Now she was just mumbling to herself trying to figure out where she might’ve seen this restaurant, which I personally knew had opened only last year because I knew the owner. So this was a pointless train of thought for her, and I probably should’ve said something but I for some reason enjoyed watching Evie think this hard.
She was unconsciously playing with her bottom lip while squinting into the distance, and it gave me time to just look at her without her either blushing or saying something smart.
“So, you’ve made fun of me for my need to eat so often,” I pointed out when she finally gave up. “Yet you’re clearly obsessed with food.”
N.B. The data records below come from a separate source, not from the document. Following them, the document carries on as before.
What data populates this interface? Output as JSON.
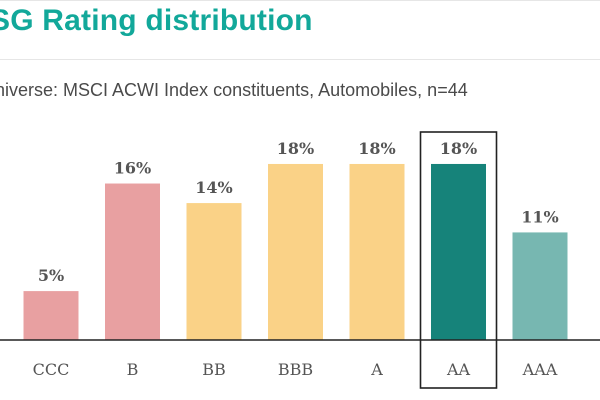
{
  "header": {
    "title": "SG Rating distribution",
    "subtitle": "niverse: MSCI ACWI Index constituents, Automobiles, n=44"
  },
  "colors": {
    "title": "#12a89a",
    "highlight_box": "#222222",
    "axis": "#222222"
  },
  "chart_data": {
    "type": "bar",
    "title": "SG Rating distribution",
    "subtitle": "niverse: MSCI ACWI Index constituents, Automobiles, n=44",
    "xlabel": "",
    "ylabel": "",
    "ylim": [
      0,
      20
    ],
    "grid": false,
    "highlighted_category": "AA",
    "categories": [
      "CCC",
      "B",
      "BB",
      "BBB",
      "A",
      "AA",
      "AAA"
    ],
    "values": [
      5,
      16,
      14,
      18,
      18,
      18,
      11
    ],
    "value_labels": [
      "5%",
      "16%",
      "14%",
      "18%",
      "18%",
      "18%",
      "11%"
    ],
    "bar_colors": [
      "#e8a0a1",
      "#e8a0a1",
      "#fad287",
      "#fad287",
      "#fad287",
      "#16837a",
      "#77b7b1"
    ]
  }
}
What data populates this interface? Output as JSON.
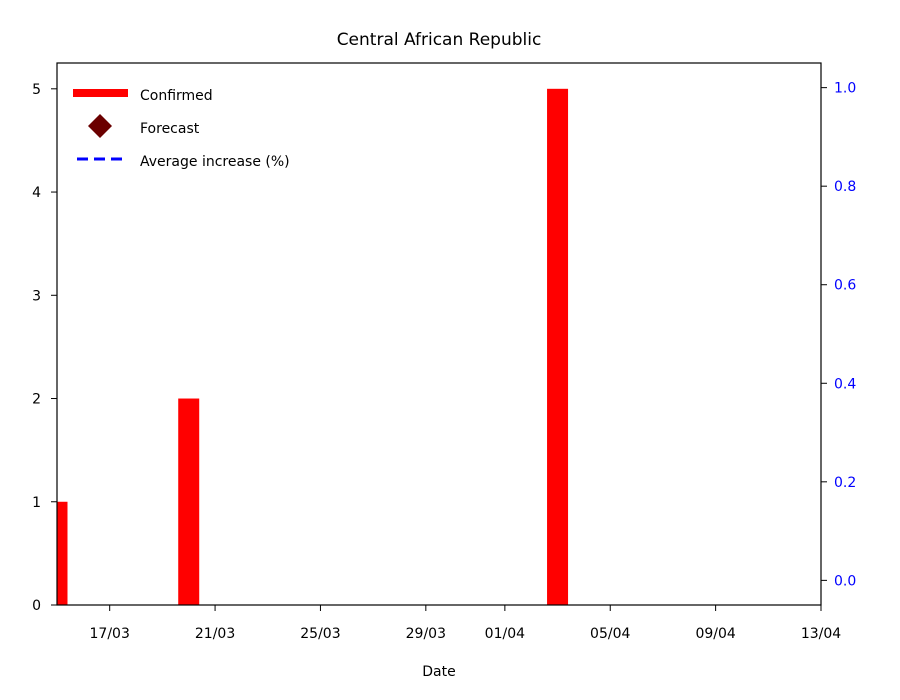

“But see, there’s a huge difference. You eat to live, and I live to eat,” she said. “You refer to your food as ‘calories.’ You practically have a business relationship with your meals. It’s just sustenance so you have energy to throw like, you know, a sixty mile-per-hour fastball or whatever.”
“I throw at a hundred. Sixty would be unimpressive.”
“Whatever, I don’t know things. I’m learning, okay?” Evie laughed.
“Fine. Let’s go back to your love affair with indulgent food. How did it start?”
“Umm. I think it happened in late middle school or high school when that trend of like, slutty food happened.”
“What the fuck is slutty food?”
“You know. It was like, overstuffed sandwiches or the biggest ice cream sundae in the country topped with gold leaf or like, Bloody Marys garnished with an entire fucking grilled cheese. Stupid stuff.”
“That you clearly fell in love with.”
“Yes,” she said so unapologetically I had to grin. “We didn’t have much growing up, so that kind of indulgence was amazing and fascinating to me. I couldn’t get enough of watching it on TV.”